Paul
Goble
Staunton, July 2 – Over the last
several years, Vladimir Putin has combined attacks on Cossacks as a distinctive
national community with support for others, often with no links too that
nation, who identify with and support his regime and are prepared to do its
bidding (windowoneurasia2.blogspot.com/2018/05/real-cossacks-are-to-putins-thugs-what.html).
That policy like so many other Putin
“innovations” has its roots in Stalin’s time when the Soviet dictator after pursuing
the extermination of the Cossacks as a social stratum and ethnic community
promoted the rise of “Soviet Cossacks,” a deracinated and largely folkloric
group which in exchange for even this minimum recognition was ready to support the
Soviet system.
Stalin’s effort like Putin’s combined
attacks on the history and traditions of the Cossacks with support for those
who dressed up as Cossacks and were prepared to fight for the system. As such
it was a clever policy that sowed confusion in the minds of many Cossacks and others
about what was going on.
But both that effort and Putin’s
have had the unintended effect of causing those who descend from real Cossacks
to seek to recover their past, and it is no surprise that even Stalin’s “Soviet
Cossacks” contained within their ranks some who picked up on traditional
Cossack interest in autonomy or even independence.

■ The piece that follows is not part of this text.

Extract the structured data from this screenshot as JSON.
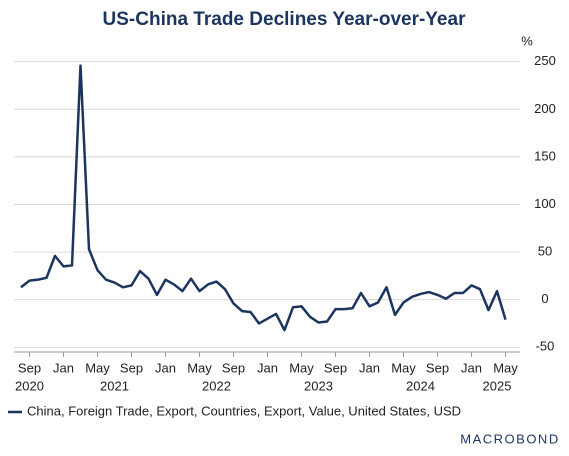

These parallels are suggested by
Aleksandr Dzikovitsky of the All-Cossack Social Center in an article devoted
too the appearance of “Soviet Cossacks” in the late 1930s after almost all
Cossacks had been killed or deported and Cossack institutions neutered or destroyed
(voccentr.info/otkuda-vzyalos-sovetskoe-kazachestvo/).
During the second half of the 1930s,
Dzikovitsky points out, “the Soviet powers sensing the political situation
promoted the establishment of a new identity, ‘the Soviet Cossacks,’” after
they had succeeded in wiping out almost all real Cossacks. This was not an act
of justice but rather a pragmatic move to enlist Cossack symbols to support Stalin.

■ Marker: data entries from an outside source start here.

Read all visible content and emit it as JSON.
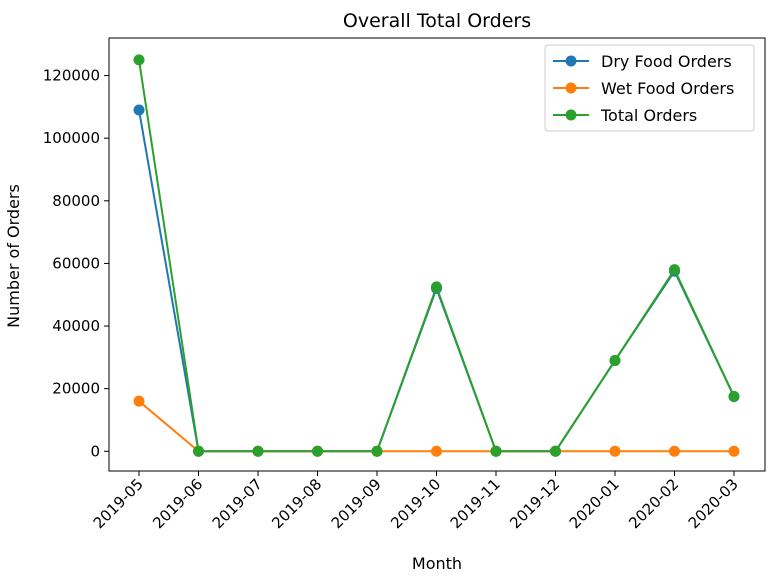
{
  "chart_data": {
    "type": "line",
    "title": "Overall Total Orders",
    "xlabel": "Month",
    "ylabel": "Number of Orders",
    "categories": [
      "2019-05",
      "2019-06",
      "2019-07",
      "2019-08",
      "2019-09",
      "2019-10",
      "2019-11",
      "2019-12",
      "2020-01",
      "2020-02",
      "2020-03"
    ],
    "ylim": [
      -6300,
      132000
    ],
    "yticks": [
      0,
      20000,
      40000,
      60000,
      80000,
      100000,
      120000
    ],
    "grid": false,
    "legend_position": "top-right",
    "series": [
      {
        "name": "Dry Food Orders",
        "color": "#1f77b4",
        "marker": "circle",
        "values": [
          109000,
          0,
          0,
          0,
          0,
          52000,
          0,
          0,
          29000,
          57500,
          17500
        ]
      },
      {
        "name": "Wet Food Orders",
        "color": "#ff7f0e",
        "marker": "circle",
        "values": [
          16000,
          0,
          0,
          0,
          0,
          0,
          0,
          0,
          0,
          0,
          0
        ]
      },
      {
        "name": "Total Orders",
        "color": "#2ca02c",
        "marker": "circle",
        "values": [
          125000,
          0,
          0,
          0,
          0,
          52500,
          0,
          0,
          29000,
          58000,
          17500
        ]
      }
    ]
  }
}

“The formation of the new attitude
toward the Cossacks was directed at strengthening the social base of the powers
that be under conditions of growing tensions internationally and the need to
ensure social stability in the North Caucasus region,” he writes. That included allowing Cossacks to serve in
the military again, something they had been denied since the revolution.
The Soviet Cossacks who did so were
even allowed to form their own units, but they were permitted to wear Cossack
dress only on parade. While in active service, they were compelled to dress
like all other Soviet soldiers.
Dzikovitsky makes clear that “the
campaign ‘for a Soviet Cossackry’ did not mean the rebirth of the Cossacks as a
special social group within Soviet society. Soviet power did not want and could
not re-establish the Cossacks as a social stratum for this would contradict its
own policy” or give the Cossacks any autonomy.

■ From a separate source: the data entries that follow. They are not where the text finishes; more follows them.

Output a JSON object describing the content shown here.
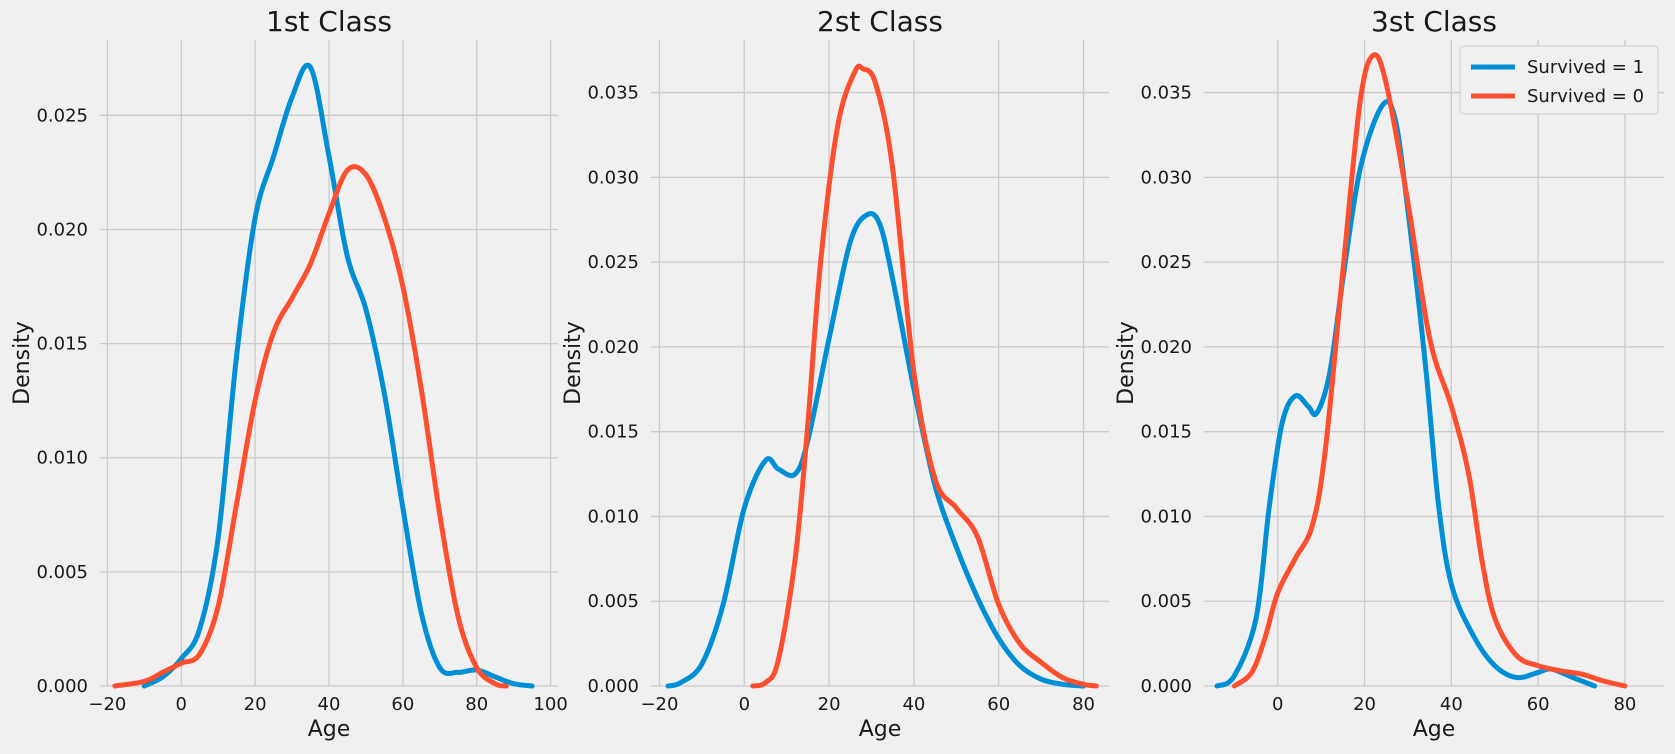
{
  "chart_data": [
    {
      "type": "line",
      "title": "1st Class",
      "xlabel": "Age",
      "ylabel": "Density",
      "xlim": [
        -22,
        102
      ],
      "ylim": [
        0,
        0.0283
      ],
      "xticks": [
        -20,
        0,
        20,
        40,
        60,
        80,
        100
      ],
      "xtick_labels": [
        "−20",
        "0",
        "20",
        "40",
        "60",
        "80",
        "100"
      ],
      "yticks": [
        0,
        0.005,
        0.01,
        0.015,
        0.02,
        0.025
      ],
      "ytick_labels": [
        "0.000",
        "0.005",
        "0.010",
        "0.015",
        "0.020",
        "0.025"
      ],
      "grid": true,
      "series": [
        {
          "name": "Survived = 1",
          "color": "#008fd5",
          "points": [
            [
              -10,
              0
            ],
            [
              -5,
              0.0004
            ],
            [
              0,
              0.0012
            ],
            [
              5,
              0.0025
            ],
            [
              10,
              0.0065
            ],
            [
              15,
              0.0145
            ],
            [
              20,
              0.0205
            ],
            [
              25,
              0.0232
            ],
            [
              30,
              0.0258
            ],
            [
              35,
              0.0271
            ],
            [
              40,
              0.0232
            ],
            [
              45,
              0.0188
            ],
            [
              50,
              0.0165
            ],
            [
              55,
              0.0128
            ],
            [
              60,
              0.0078
            ],
            [
              65,
              0.0032
            ],
            [
              70,
              0.0008
            ],
            [
              75,
              0.0006
            ],
            [
              80,
              0.0007
            ],
            [
              85,
              0.0004
            ],
            [
              90,
              0.0001
            ],
            [
              95,
              0
            ]
          ]
        },
        {
          "name": "Survived = 0",
          "color": "#fc4f30",
          "points": [
            [
              -18,
              0
            ],
            [
              -10,
              0.0002
            ],
            [
              -5,
              0.0006
            ],
            [
              0,
              0.001
            ],
            [
              5,
              0.0014
            ],
            [
              10,
              0.0035
            ],
            [
              15,
              0.008
            ],
            [
              20,
              0.0125
            ],
            [
              25,
              0.0155
            ],
            [
              30,
              0.017
            ],
            [
              35,
              0.0185
            ],
            [
              40,
              0.0207
            ],
            [
              45,
              0.0226
            ],
            [
              50,
              0.0224
            ],
            [
              55,
              0.0205
            ],
            [
              60,
              0.0175
            ],
            [
              65,
              0.013
            ],
            [
              70,
              0.0075
            ],
            [
              75,
              0.003
            ],
            [
              80,
              0.0008
            ],
            [
              85,
              0.0001
            ],
            [
              88,
              0
            ]
          ]
        }
      ]
    },
    {
      "type": "line",
      "title": "2st Class",
      "xlabel": "Age",
      "ylabel": "Density",
      "xlim": [
        -22,
        86
      ],
      "ylim": [
        0,
        0.0381
      ],
      "xticks": [
        -20,
        0,
        20,
        40,
        60,
        80
      ],
      "xtick_labels": [
        "−20",
        "0",
        "20",
        "40",
        "60",
        "80"
      ],
      "yticks": [
        0,
        0.005,
        0.01,
        0.015,
        0.02,
        0.025,
        0.03,
        0.035
      ],
      "ytick_labels": [
        "0.000",
        "0.005",
        "0.010",
        "0.015",
        "0.020",
        "0.025",
        "0.030",
        "0.035"
      ],
      "grid": true,
      "series": [
        {
          "name": "Survived = 1",
          "color": "#008fd5",
          "points": [
            [
              -18,
              0
            ],
            [
              -15,
              0.0002
            ],
            [
              -10,
              0.0013
            ],
            [
              -5,
              0.0048
            ],
            [
              0,
              0.0105
            ],
            [
              5,
              0.0133
            ],
            [
              8,
              0.0128
            ],
            [
              12,
              0.0125
            ],
            [
              15,
              0.0145
            ],
            [
              20,
              0.0205
            ],
            [
              25,
              0.0262
            ],
            [
              29,
              0.0278
            ],
            [
              32,
              0.0272
            ],
            [
              35,
              0.024
            ],
            [
              40,
              0.0175
            ],
            [
              45,
              0.0118
            ],
            [
              50,
              0.0082
            ],
            [
              55,
              0.0052
            ],
            [
              60,
              0.0028
            ],
            [
              65,
              0.0012
            ],
            [
              70,
              0.0004
            ],
            [
              75,
              0.0001
            ],
            [
              80,
              0
            ]
          ]
        },
        {
          "name": "Survived = 0",
          "color": "#fc4f30",
          "points": [
            [
              2,
              0
            ],
            [
              5,
              0.0002
            ],
            [
              8,
              0.0015
            ],
            [
              12,
              0.0075
            ],
            [
              15,
              0.0155
            ],
            [
              18,
              0.025
            ],
            [
              22,
              0.033
            ],
            [
              26,
              0.0362
            ],
            [
              28,
              0.0364
            ],
            [
              31,
              0.0355
            ],
            [
              35,
              0.0305
            ],
            [
              40,
              0.0185
            ],
            [
              45,
              0.0122
            ],
            [
              50,
              0.0105
            ],
            [
              55,
              0.0088
            ],
            [
              60,
              0.0048
            ],
            [
              65,
              0.0025
            ],
            [
              70,
              0.0014
            ],
            [
              75,
              0.0005
            ],
            [
              80,
              0.0001
            ],
            [
              83,
              0
            ]
          ]
        }
      ]
    },
    {
      "type": "line",
      "title": "3st Class",
      "xlabel": "Age",
      "ylabel": "Density",
      "xlim": [
        -17,
        89
      ],
      "ylim": [
        0,
        0.0381
      ],
      "xticks": [
        0,
        20,
        40,
        60,
        80
      ],
      "xtick_labels": [
        "0",
        "20",
        "40",
        "60",
        "80"
      ],
      "yticks": [
        0,
        0.005,
        0.01,
        0.015,
        0.02,
        0.025,
        0.03,
        0.035
      ],
      "ytick_labels": [
        "0.000",
        "0.005",
        "0.010",
        "0.015",
        "0.020",
        "0.025",
        "0.030",
        "0.035"
      ],
      "grid": true,
      "legend": "top-right",
      "series": [
        {
          "name": "Survived = 1",
          "color": "#008fd5",
          "points": [
            [
              -14,
              0
            ],
            [
              -10,
              0.0006
            ],
            [
              -5,
              0.004
            ],
            [
              -2,
              0.0105
            ],
            [
              1,
              0.0155
            ],
            [
              4,
              0.0171
            ],
            [
              7,
              0.0165
            ],
            [
              9,
              0.0161
            ],
            [
              12,
              0.0185
            ],
            [
              15,
              0.024
            ],
            [
              19,
              0.0305
            ],
            [
              24,
              0.0342
            ],
            [
              27,
              0.0335
            ],
            [
              30,
              0.028
            ],
            [
              34,
              0.019
            ],
            [
              37,
              0.0108
            ],
            [
              40,
              0.006
            ],
            [
              45,
              0.003
            ],
            [
              50,
              0.0012
            ],
            [
              55,
              0.0005
            ],
            [
              60,
              0.0008
            ],
            [
              63,
              0.001
            ],
            [
              68,
              0.0005
            ],
            [
              73,
              0
            ]
          ]
        },
        {
          "name": "Survived = 0",
          "color": "#fc4f30",
          "points": [
            [
              -10,
              0
            ],
            [
              -6,
              0.0008
            ],
            [
              -3,
              0.0028
            ],
            [
              0,
              0.0055
            ],
            [
              4,
              0.0075
            ],
            [
              8,
              0.0095
            ],
            [
              11,
              0.014
            ],
            [
              15,
              0.0245
            ],
            [
              19,
              0.0345
            ],
            [
              22,
              0.0372
            ],
            [
              25,
              0.0355
            ],
            [
              30,
              0.0285
            ],
            [
              35,
              0.0205
            ],
            [
              40,
              0.0165
            ],
            [
              44,
              0.0125
            ],
            [
              47,
              0.0075
            ],
            [
              50,
              0.004
            ],
            [
              55,
              0.0018
            ],
            [
              60,
              0.0012
            ],
            [
              65,
              0.0009
            ],
            [
              70,
              0.0007
            ],
            [
              75,
              0.0003
            ],
            [
              80,
              0
            ]
          ]
        }
      ]
    }
  ]
}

In the course of this campaign, the
Soviet authorities were highly selective in choosing which Cossacks from the
past to celebrate. Those who fought for the regime were praised; those who
sought autonomy or even independence like Kondraty Bulavin were either ignored
or attacked. Nonetheless, some of the new Cossacks did pick up on such ideas.
Cossacks in emigration were very
clear at the time that what Stalin was doing was not restoring the Cossacks but
rather creating something new that only took Cossack decorations but not the
Cossack essence and urged those Cossacks still alive in the USSR to have
nothing to do with “the Soviet Cossacks.”